Let me warn you, this is not an informative piece. If you are looking for admission help or any stats, head back to Google and use better keywords. If you keep finding me, you just have to accept the fact that I am damn good at SEO.
You may ask what kind of a post it is then. I have no idea. A decade after passing out, there are no strong feelings for most things. The colours bleed into each other, the sounds mingle and before you know it, it has all turned sepia.
But it is a little more difficult to put the memories of D School behind. Life changing episodes are like that. I don’t mean to rave about the institution, but good education is supposed to change your life. Not in the sense of getting you a better job and enabling you to buy a bigger phone, but in a much more fundamental manner.
It tells you how you have been missing details all your life; how you have always half-seen, half-heard; how you resisted being awed by wonderful little things. On a meaner note, good education also provides bullets for your gun and substance to your arrogance.
We saw both kinds at Delhi School of Economics, and more – humble professors, talented assholes, perennial wannabes and quite a few how-the-hell-did-he-get-heres. There is a very distinct and pronounced emphasis on theory at all departments within the school. Economics was double dipped in theory as opposed to what was being taught at business schools. Sociology was all classics and academic vis a vis the field studies of social work schools or TISS in Mumbai.
The theoretical singlemindedness made us desperate when it came to job prospects but very snub and egoistic otherwise. That is how most of us ended up being highbrow, jargon spewing, forever debating, generally smart guys without a job. Hand a cave man a razor and the first thought he will have is changing the world with his newly acquired power. It takes a long time to realise that all it is meant to do is help him shave.
Personally speaking, as much as I learnt in the classes, the Ratan Tata library taught me slightly, ever so marginally, more. It is the best social sciences library in the country and it got a govt funding to the tune of 7 crores in 2011. It is a lot altered now. This, below, used to be the main entrance, now it is a forgotten side door. I am sure, for many, this is all of the library that they may have seen. In the belly of this library, my morning resolves crashed against the afternoon snooze. This is where doze defeated Durkheim, day after day.
Given that the effects of metabolism were universal, sleepy afternoons provided the perfect opportunity to lean over to the nearest girl and ask her out for tea. You would guess that we, the fervent intellectuals, will prefer coffee. We didn’t. Almost all of us preferred the lemon tea at JP tea stall. One sip of it was enough to get those frozen durkheims and webers flowing again.

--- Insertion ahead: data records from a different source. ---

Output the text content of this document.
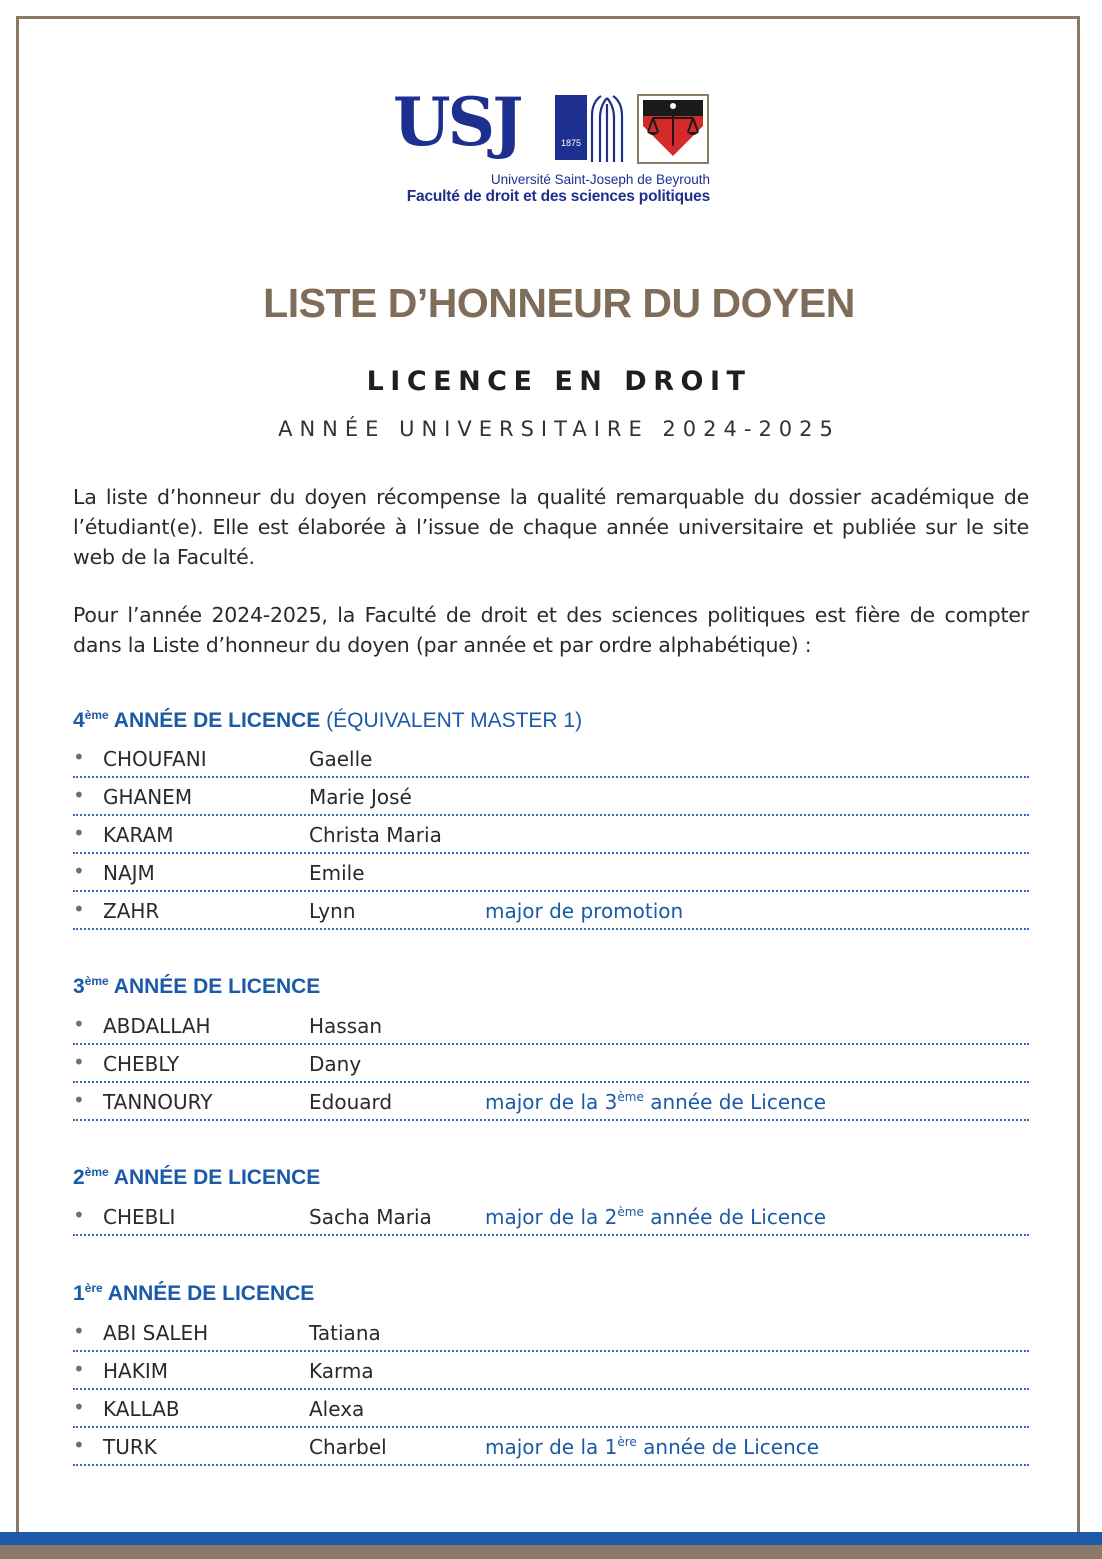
USJ	1875
Université Saint-Joseph de Beyrouth
Faculté de droit et des sciences politiques
LISTE D’HONNEUR DU DOYEN
LICENCE EN DROIT
ANNÉE UNIVERSITAIRE 2024-2025

La liste d’honneur du doyen récompense la qualité remarquable du dossier académique de l’étudiant(e). Elle est élaborée à l’issue de chaque année universitaire et publiée sur le site web de la Faculté.

Pour l’année 2024-2025, la Faculté de droit et des sciences politiques est fière de compter dans la Liste d’honneur du doyen (par année et par ordre alphabétique) :

4ème ANNÉE DE LICENCE (ÉQUIVALENT MASTER 1)
• CHOUFANI	Gaelle
• GHANEM	Marie José
• KARAM	Christa Maria
• NAJM	Emile
• ZAHR	Lynn	major de promotion
3ème ANNÉE DE LICENCE
• ABDALLAH	Hassan
• CHEBLY	Dany
• TANNOURY	Edouard	major de la 3ème année de Licence
2ème ANNÉE DE LICENCE
• CHEBLI	Sacha Maria	major de la 2ème année de Licence
1ère ANNÉE DE LICENCE
• ABI SALEH	Tatiana
• HAKIM	Karma
• KALLAB	Alexa
• TURK	Charbel	major de la 1ère année de Licence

The sociology department didn’t have a huge lawn. Economics had a big one and geography had none. The theoretical inclination of a department was clearly indicated by how completely its students embraced the grass.
In this regard, the sociology department was a clear winner, so much so that quite a few of our classes were held in the lawns. But hasn’t wisdom always been associated with trees?
Wisdom has also been associated with the name Rabi Ray. He is the pater to my alma mater, the gyaani in the age of professors and lecturers. He is (was, by the time you read it) due for retirement on the last day of August 2013. An end of an era, just like that. He plans to focus on his literary projects after retirement. I pray the world gets to see those gems, soon enough.
Suddenly, there is not anything left in that campus to get back to. For me, it will never be the same place again. I am sure the course work will get done as efficiently as ever, but the future generation will know what made the place such a legend. Or, may be, they will find their own icons.
Some will say so long as mutton dosa and jelly is being served at Anna’s, there will be two good reasons to go back. It looks a lot different from the outside, but inside, it is same as ever. They have not replaced a single broken chair nor have they kept glasses next to the water filter. The spoons are still the lightest and flattest one in existence, you may still find a crack in your ceramic coffee cup. And, it is still served with a saucer.
They say, more the things change, more they remain the same. As sad as that will be our nation’s politics, I will wish it for my D’ School. Delhi School of Economics and the bantawallah and the bhelpuri wallah – may your contents never be diluted.